Fugitive former world chess champion Bobby Fischer has an unlikely ally in his battle against U.S. authorities seeking his handover from Japan — ex-rival Boris Spassky.
Spassky wrote President George W. Bush asking that he show mercy toward Fischer by not seeking his extradition, according to a copy of the letter faxed to media Tuesday.
Fischer rose to chess stardom by defeating Spassky, formerly of the Soviet Union, in a series of games in 1972 to claim the world championship.
He is wanted by the United States for violating international sanctions imposed on the former Yugoslavia when he went there in 1992 to play a rematch against Spassky. Fischer won, collecting more than $3 million in prize money.
Japan detained Fischer last month at Narita International Airport for trying to board a plane for the Philippines with an invalidated passport. He is now fighting a U.S. deportation order.
Acknowledging that some of Fischer’s views may have made him unpopular, Spassky said the chess great nevertheless deserves clemency.

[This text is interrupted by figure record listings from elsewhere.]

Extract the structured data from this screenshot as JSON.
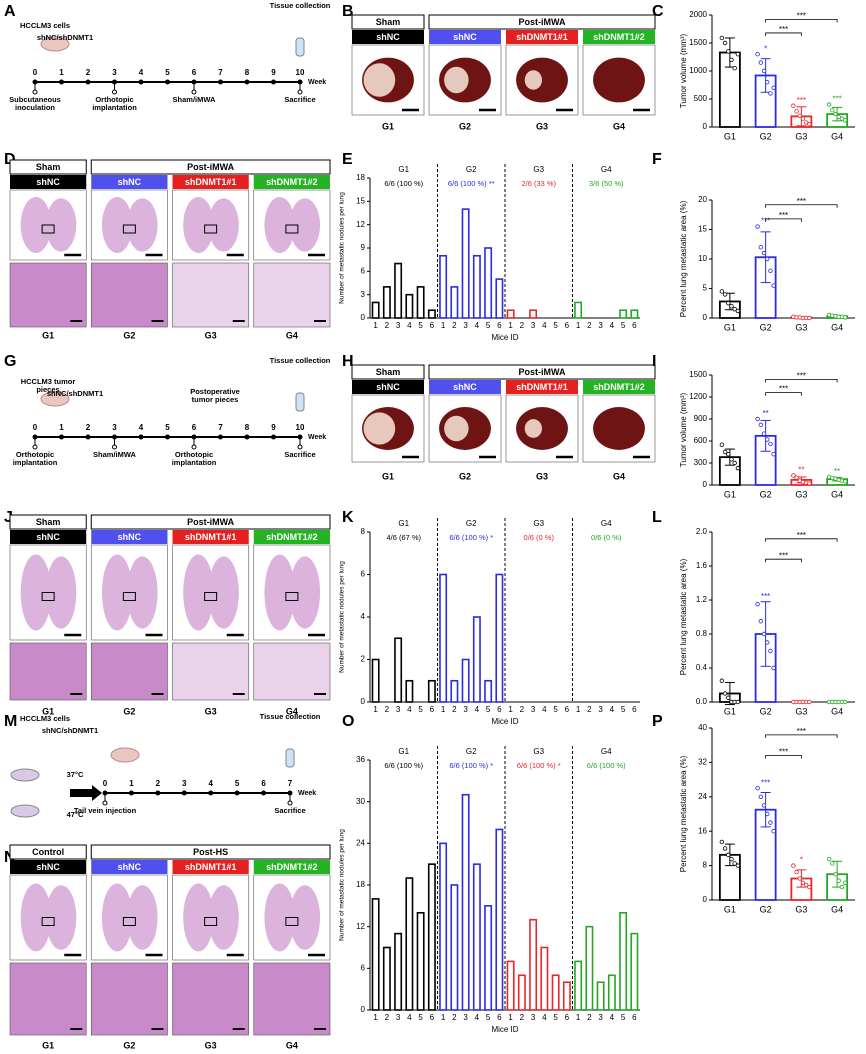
{
  "timelines": [
    {
      "letter": "A",
      "notes": [
        "HCCLM3 cells",
        "shNC/shDNMT1",
        "Tissue collection"
      ],
      "weeks": [
        0,
        1,
        2,
        3,
        4,
        5,
        6,
        7,
        8,
        9,
        10
      ],
      "unit": "Week",
      "events": [
        "Subcutaneous inoculation",
        "Orthotopic implantation",
        "Sham/iMWA",
        "Sacrifice"
      ]
    },
    {
      "letter": "G",
      "notes": [
        "HCCLM3 tumor pieces",
        "shNC/shDNMT1",
        "Postoperative tumor pieces",
        "Tissue collection"
      ],
      "weeks": [
        0,
        1,
        2,
        3,
        4,
        5,
        6,
        7,
        8,
        9,
        10
      ],
      "unit": "Week",
      "events": [
        "Orthotopic implantation",
        "Sham/iMWA",
        "Orthotopic implantation",
        "Sacrifice"
      ]
    },
    {
      "letter": "M",
      "notes": [
        "HCCLM3 cells",
        "shNC/shDNMT1",
        "Tissue collection",
        "37°C",
        "47°C"
      ],
      "weeks": [
        0,
        1,
        2,
        3,
        4,
        5,
        6,
        7
      ],
      "unit": "Week",
      "events": [
        "Tail vein injection",
        "Sacrifice"
      ]
    }
  ],
  "image_panels": [
    {
      "letter": "B",
      "left_header": "Sham",
      "right_header": "Post-iMWA",
      "labels": [
        "shNC",
        "shNC",
        "shDNMT1#1",
        "shDNMT1#2"
      ],
      "label_colors": [
        "#000000",
        "#5050ee",
        "#e52020",
        "#23b323"
      ],
      "groups": [
        "G1",
        "G2",
        "G3",
        "G4"
      ]
    },
    {
      "letter": "D",
      "left_header": "Sham",
      "right_header": "Post-iMWA",
      "labels": [
        "shNC",
        "shNC",
        "shDNMT1#1",
        "shDNMT1#2"
      ],
      "label_colors": [
        "#000000",
        "#5050ee",
        "#e52020",
        "#23b323"
      ],
      "groups": [
        "G1",
        "G2",
        "G3",
        "G4"
      ]
    },
    {
      "letter": "H",
      "left_header": "Sham",
      "right_header": "Post-iMWA",
      "labels": [
        "shNC",
        "shNC",
        "shDNMT1#1",
        "shDNMT1#2"
      ],
      "label_colors": [
        "#000000",
        "#5050ee",
        "#e52020",
        "#23b323"
      ],
      "groups": [
        "G1",
        "G2",
        "G3",
        "G4"
      ]
    },
    {
      "letter": "J",
      "left_header": "Sham",
      "right_header": "Post-iMWA",
      "labels": [
        "shNC",
        "shNC",
        "shDNMT1#1",
        "shDNMT1#2"
      ],
      "label_colors": [
        "#000000",
        "#5050ee",
        "#e52020",
        "#23b323"
      ],
      "groups": [
        "G1",
        "G2",
        "G3",
        "G4"
      ]
    },
    {
      "letter": "N",
      "left_header": "Control",
      "right_header": "Post-HS",
      "labels": [
        "shNC",
        "shNC",
        "shDNMT1#1",
        "shDNMT1#2"
      ],
      "label_colors": [
        "#000000",
        "#5050ee",
        "#e52020",
        "#23b323"
      ],
      "groups": [
        "G1",
        "G2",
        "G3",
        "G4"
      ]
    }
  ],
  "chart_data": [
    {
      "letter": "C",
      "type": "bar",
      "y_label": "Tumor volume (mm³)",
      "categories": [
        "G1",
        "G2",
        "G3",
        "G4"
      ],
      "colors": [
        "#000000",
        "#2a2ae8",
        "#e8262a",
        "#22a822"
      ],
      "values": [
        1330,
        920,
        190,
        230
      ],
      "errors": [
        260,
        300,
        170,
        120
      ],
      "points": [
        [
          1590,
          1500,
          1350,
          1200,
          1050,
          1300
        ],
        [
          1300,
          1150,
          1000,
          800,
          600,
          700
        ],
        [
          380,
          280,
          200,
          150,
          80,
          50
        ],
        [
          400,
          300,
          230,
          180,
          150,
          120
        ]
      ],
      "significance": [
        null,
        "*",
        "***",
        "***"
      ],
      "bracket_labels": [
        "***",
        "***"
      ],
      "ylim": [
        0,
        2000
      ],
      "yticks": [
        0,
        500,
        1000,
        1500,
        2000
      ]
    },
    {
      "letter": "E",
      "type": "grouped_bar",
      "y_label": "Number of metastatic nodules per lung",
      "x_label": "Mice ID",
      "mice_ids": [
        1,
        2,
        3,
        4,
        5,
        6
      ],
      "groups": [
        {
          "name": "G1",
          "color": "#000000",
          "incidence": "6/6 (100 %)",
          "values": [
            2,
            4,
            7,
            3,
            4,
            1
          ]
        },
        {
          "name": "G2",
          "color": "#2a2ae8",
          "incidence": "6/6 (100 %) **",
          "values": [
            8,
            4,
            14,
            8,
            9,
            5
          ]
        },
        {
          "name": "G3",
          "color": "#e8262a",
          "incidence": "2/6 (33 %)",
          "values": [
            1,
            0,
            1,
            0,
            0,
            0
          ]
        },
        {
          "name": "G4",
          "color": "#22a822",
          "incidence": "3/6 (50 %)",
          "values": [
            2,
            0,
            0,
            0,
            1,
            1
          ]
        }
      ],
      "ylim": [
        0,
        18
      ],
      "yticks": [
        0,
        3,
        6,
        9,
        12,
        15,
        18
      ]
    },
    {
      "letter": "F",
      "type": "bar",
      "y_label": "Percent lung metastatic area (%)",
      "categories": [
        "G1",
        "G2",
        "G3",
        "G4"
      ],
      "colors": [
        "#000000",
        "#2a2ae8",
        "#e8262a",
        "#22a822"
      ],
      "values": [
        2.8,
        10.3,
        0.1,
        0.3
      ],
      "errors": [
        1.4,
        4.3,
        0.1,
        0.15
      ],
      "points": [
        [
          4.5,
          4,
          2.5,
          2,
          1.5,
          1.2
        ],
        [
          15.5,
          12,
          11,
          10,
          8,
          5.5
        ],
        [
          0.2,
          0.1,
          0.1,
          0,
          0,
          0
        ],
        [
          0.5,
          0.4,
          0.3,
          0.2,
          0.2,
          0.1
        ]
      ],
      "significance": [
        null,
        "***",
        null,
        null
      ],
      "bracket_labels": [
        "***",
        "***"
      ],
      "ylim": [
        0,
        20
      ],
      "yticks": [
        0,
        5,
        10,
        15,
        20
      ]
    },
    {
      "letter": "I",
      "type": "bar",
      "y_label": "Tumor volume (mm³)",
      "categories": [
        "G1",
        "G2",
        "G3",
        "G4"
      ],
      "colors": [
        "#000000",
        "#2a2ae8",
        "#e8262a",
        "#22a822"
      ],
      "values": [
        380,
        670,
        70,
        80
      ],
      "errors": [
        110,
        210,
        40,
        25
      ],
      "points": [
        [
          550,
          450,
          420,
          350,
          300,
          230
        ],
        [
          900,
          820,
          700,
          620,
          560,
          420
        ],
        [
          130,
          100,
          60,
          40,
          30,
          20
        ],
        [
          110,
          95,
          85,
          70,
          60,
          50
        ]
      ],
      "significance": [
        null,
        "**",
        "**",
        "**"
      ],
      "bracket_labels": [
        "***",
        "***"
      ],
      "ylim": [
        0,
        1500
      ],
      "yticks": [
        0,
        300,
        600,
        900,
        1200,
        1500
      ]
    },
    {
      "letter": "K",
      "type": "grouped_bar",
      "y_label": "Number of metastatic nodules per lung",
      "x_label": "Mice ID",
      "mice_ids": [
        1,
        2,
        3,
        4,
        5,
        6
      ],
      "groups": [
        {
          "name": "G1",
          "color": "#000000",
          "incidence": "4/6 (67 %)",
          "values": [
            2,
            0,
            3,
            1,
            0,
            1
          ]
        },
        {
          "name": "G2",
          "color": "#2a2ae8",
          "incidence": "6/6 (100 %) *",
          "values": [
            6,
            1,
            2,
            4,
            1,
            6
          ]
        },
        {
          "name": "G3",
          "color": "#e8262a",
          "incidence": "0/6 (0 %)",
          "values": [
            0,
            0,
            0,
            0,
            0,
            0
          ]
        },
        {
          "name": "G4",
          "color": "#22a822",
          "incidence": "0/6 (0 %)",
          "values": [
            0,
            0,
            0,
            0,
            0,
            0
          ]
        }
      ],
      "ylim": [
        0,
        8
      ],
      "yticks": [
        0,
        2,
        4,
        6,
        8
      ]
    },
    {
      "letter": "L",
      "type": "bar",
      "y_label": "Percent lung metastatic area (%)",
      "categories": [
        "G1",
        "G2",
        "G3",
        "G4"
      ],
      "colors": [
        "#000000",
        "#2a2ae8",
        "#e8262a",
        "#22a822"
      ],
      "values": [
        0.1,
        0.8,
        0,
        0
      ],
      "errors": [
        0.13,
        0.38,
        0,
        0
      ],
      "points": [
        [
          0.25,
          0.1,
          0.05,
          0,
          0,
          0
        ],
        [
          1.15,
          0.95,
          0.8,
          0.7,
          0.6,
          0.4
        ],
        [
          0,
          0,
          0,
          0,
          0,
          0
        ],
        [
          0,
          0,
          0,
          0,
          0,
          0
        ]
      ],
      "significance": [
        null,
        "***",
        null,
        null
      ],
      "bracket_labels": [
        "***",
        "***"
      ],
      "ylim": [
        0,
        2
      ],
      "yticks": [
        {
          "value": 0,
          "label": "0.0"
        },
        0.4,
        0.8,
        1.2,
        1.6,
        {
          "value": 2,
          "label": "2.0"
        }
      ]
    },
    {
      "letter": "O",
      "type": "grouped_bar",
      "y_label": "Number of metastatic nodules per lung",
      "x_label": "Mice ID",
      "mice_ids": [
        1,
        2,
        3,
        4,
        5,
        6
      ],
      "groups": [
        {
          "name": "G1",
          "color": "#000000",
          "incidence": "6/6 (100 %)",
          "values": [
            16,
            9,
            11,
            19,
            14,
            21
          ]
        },
        {
          "name": "G2",
          "color": "#2a2ae8",
          "incidence": "6/6 (100 %) *",
          "values": [
            24,
            18,
            31,
            21,
            15,
            26
          ]
        },
        {
          "name": "G3",
          "color": "#e8262a",
          "incidence": "6/6 (100 %) *",
          "values": [
            7,
            5,
            13,
            9,
            5,
            4
          ]
        },
        {
          "name": "G4",
          "color": "#22a822",
          "incidence": "6/6 (100 %)",
          "values": [
            7,
            12,
            4,
            5,
            14,
            11
          ]
        }
      ],
      "ylim": [
        0,
        36
      ],
      "yticks": [
        0,
        6,
        12,
        18,
        24,
        30,
        36
      ]
    },
    {
      "letter": "P",
      "type": "bar",
      "y_label": "Percent lung metastatic area (%)",
      "categories": [
        "G1",
        "G2",
        "G3",
        "G4"
      ],
      "colors": [
        "#000000",
        "#2a2ae8",
        "#e8262a",
        "#22a822"
      ],
      "values": [
        10.5,
        21,
        5,
        6
      ],
      "errors": [
        2.5,
        4,
        2,
        3
      ],
      "points": [
        [
          13.5,
          12,
          10.5,
          9.5,
          8.5,
          8
        ],
        [
          26,
          24,
          22,
          20,
          18,
          16
        ],
        [
          8,
          6.5,
          5,
          4,
          3.5,
          3
        ],
        [
          9.5,
          8.5,
          6,
          4.5,
          3,
          4
        ]
      ],
      "significance": [
        null,
        "***",
        "*",
        null
      ],
      "bracket_labels": [
        "***",
        "***"
      ],
      "ylim": [
        0,
        40
      ],
      "yticks": [
        0,
        8,
        16,
        24,
        32,
        40
      ]
    }
  ]
}
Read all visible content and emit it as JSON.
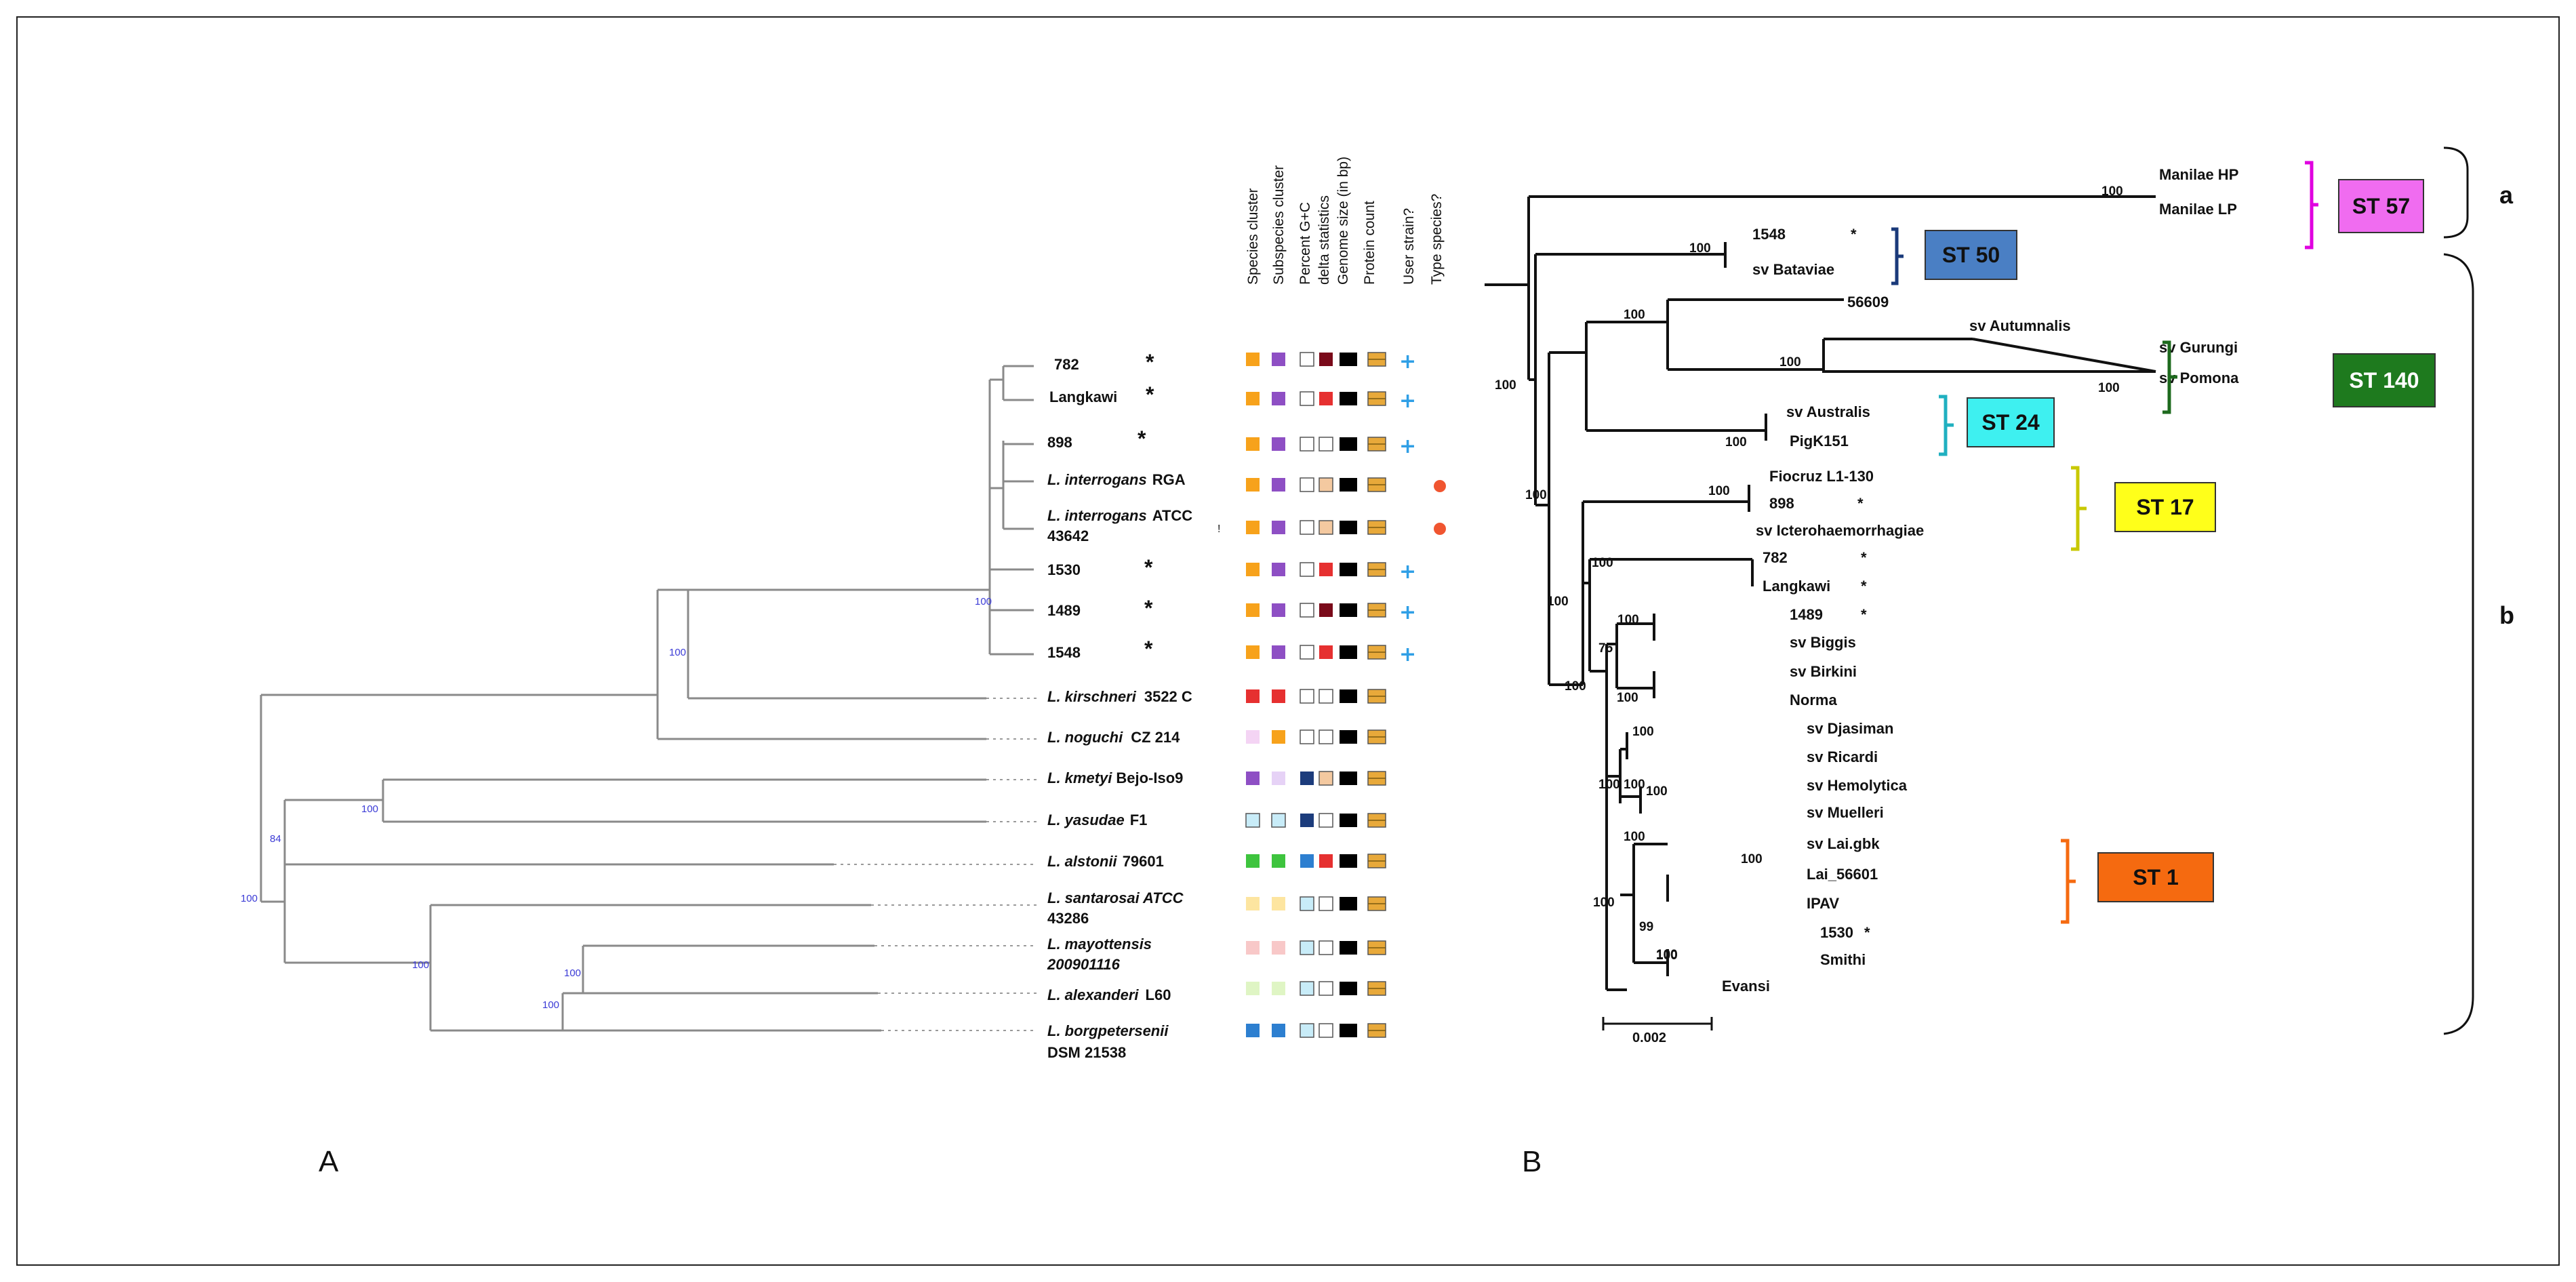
{
  "panel_a": {
    "label": "A",
    "column_headers": [
      "Species cluster",
      "Subspecies cluster",
      "Percent G+C",
      "delta statistics",
      "Genome size (in bp)",
      "Protein count",
      "User strain?",
      "Type species?"
    ],
    "taxa": [
      {
        "name": "782",
        "rest": "",
        "star": "*",
        "italic": false
      },
      {
        "name": "Langkawi",
        "rest": "",
        "star": "*",
        "italic": false
      },
      {
        "name": "898",
        "rest": "",
        "star": "*",
        "italic": false
      },
      {
        "name": "L. interrogans",
        "rest": "RGA",
        "star": "",
        "italic": true
      },
      {
        "name": "L. interrogans",
        "rest": "ATCC",
        "rest2": "43642",
        "star": "",
        "italic": true
      },
      {
        "name": "1530",
        "rest": "",
        "star": "*",
        "italic": false
      },
      {
        "name": "1489",
        "rest": "",
        "star": "*",
        "italic": false
      },
      {
        "name": "1548",
        "rest": "",
        "star": "*",
        "italic": false
      },
      {
        "name": "L. kirschneri",
        "rest": "3522 C",
        "star": "",
        "italic": true
      },
      {
        "name": "L. noguchi",
        "rest": "CZ 214",
        "star": "",
        "italic": true
      },
      {
        "name": "L. kmetyi",
        "rest": "Bejo-Iso9",
        "star": "",
        "italic": true
      },
      {
        "name": "L. yasudae",
        "rest": "F1",
        "star": "",
        "italic": true
      },
      {
        "name": "L. alstonii",
        "rest": "79601",
        "star": "",
        "italic": true
      },
      {
        "name": "L. santarosai ATCC",
        "rest": "",
        "rest2": "43286",
        "star": "",
        "italic": true
      },
      {
        "name": "L. mayottensis",
        "rest": "",
        "rest2": "200901116",
        "star": "",
        "italic": true
      },
      {
        "name": "L. alexanderi",
        "rest": "L60",
        "star": "",
        "italic": true
      },
      {
        "name": "L. borgpetersenii",
        "rest": "",
        "rest2": "DSM 21538",
        "star": "",
        "italic": true
      }
    ],
    "bootstraps": [
      "100",
      "100",
      "100",
      "100",
      "84",
      "100",
      "100",
      "100"
    ],
    "colors": {
      "orange": "#f7a21b",
      "purple": "#8e4fc4",
      "red": "#e63030",
      "pink": "#f4d4f4",
      "lightblue": "#c8ecf8",
      "lavender": "#e6d2f6",
      "green": "#3ec43e",
      "yellow": "#fde5a0",
      "salmon": "#f8c8c8",
      "lime": "#dff5c4",
      "blue": "#2d7fd0",
      "darkred": "#7a0a1a",
      "tan": "#f4c9a0",
      "navy": "#1c3c7c",
      "black": "#000000",
      "box": "#e8a93a",
      "cross": "#2f9fe6",
      "dot": "#f05530"
    }
  },
  "panel_b": {
    "label": "B",
    "leaves": [
      {
        "name": "Manilae HP",
        "star": ""
      },
      {
        "name": "Manilae  LP",
        "star": ""
      },
      {
        "name": "1548",
        "star": "*"
      },
      {
        "name": "sv Bataviae",
        "star": ""
      },
      {
        "name": "56609",
        "star": ""
      },
      {
        "name": "sv Autumnalis",
        "star": ""
      },
      {
        "name": "sv Gurungi",
        "star": ""
      },
      {
        "name": "sv Pomona",
        "star": ""
      },
      {
        "name": "sv Australis",
        "star": ""
      },
      {
        "name": "PigK151",
        "star": ""
      },
      {
        "name": "Fiocruz L1-130",
        "star": ""
      },
      {
        "name": "898",
        "star": "*"
      },
      {
        "name": "sv Icterohaemorrhagiae",
        "star": ""
      },
      {
        "name": "782",
        "star": "*"
      },
      {
        "name": "Langkawi",
        "star": "*"
      },
      {
        "name": "1489",
        "star": "*"
      },
      {
        "name": "sv Biggis",
        "star": ""
      },
      {
        "name": "sv Birkini",
        "star": ""
      },
      {
        "name": "Norma",
        "star": ""
      },
      {
        "name": "sv Djasiman",
        "star": ""
      },
      {
        "name": "sv Ricardi",
        "star": ""
      },
      {
        "name": "sv Hemolytica",
        "star": ""
      },
      {
        "name": "sv Muelleri",
        "star": ""
      },
      {
        "name": "sv Lai.gbk",
        "star": ""
      },
      {
        "name": "Lai_56601",
        "star": ""
      },
      {
        "name": "IPAV",
        "star": ""
      },
      {
        "name": "1530",
        "star": "*"
      },
      {
        "name": "Smithi",
        "star": ""
      },
      {
        "name": "Evansi",
        "star": ""
      }
    ],
    "bootstraps": [
      "100",
      "100",
      "100",
      "100",
      "100",
      "100",
      "100",
      "100",
      "100",
      "100",
      "100",
      "100",
      "100",
      "75",
      "100",
      "100",
      "100",
      "100",
      "100",
      "100",
      "100",
      "100",
      "100",
      "99",
      "100"
    ],
    "st_labels": [
      {
        "text": "ST 57",
        "color": "#f06cf0"
      },
      {
        "text": "ST 50",
        "color": "#4a7fc4"
      },
      {
        "text": "ST 140",
        "color": "#1e7a1e"
      },
      {
        "text": "ST 24",
        "color": "#3ef0f0"
      },
      {
        "text": "ST 17",
        "color": "#ffff1a"
      },
      {
        "text": "ST 1",
        "color": "#f56a10"
      }
    ],
    "group_labels": [
      "a",
      "b"
    ],
    "scale_bar": "0.002"
  }
}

“He is an honest and good-natured man. Absolutely not social. He is not adaptable to everyone’s standards of life,” Spassky said. “I would not like to defend or justify Bobby Fischer. He is what he is. I am asking for only one thing. For mercy, charity.”
Masako Suzuki, Fischer’s lawyer, said she would deliver the letter for Bush to the U.S. Embassy in Tokyo on Wednesday.
While appealing the deportation order, Fischer has also applied to Japan for refugee status. Last week, he said he wanted to renounce his U.S. citizenship.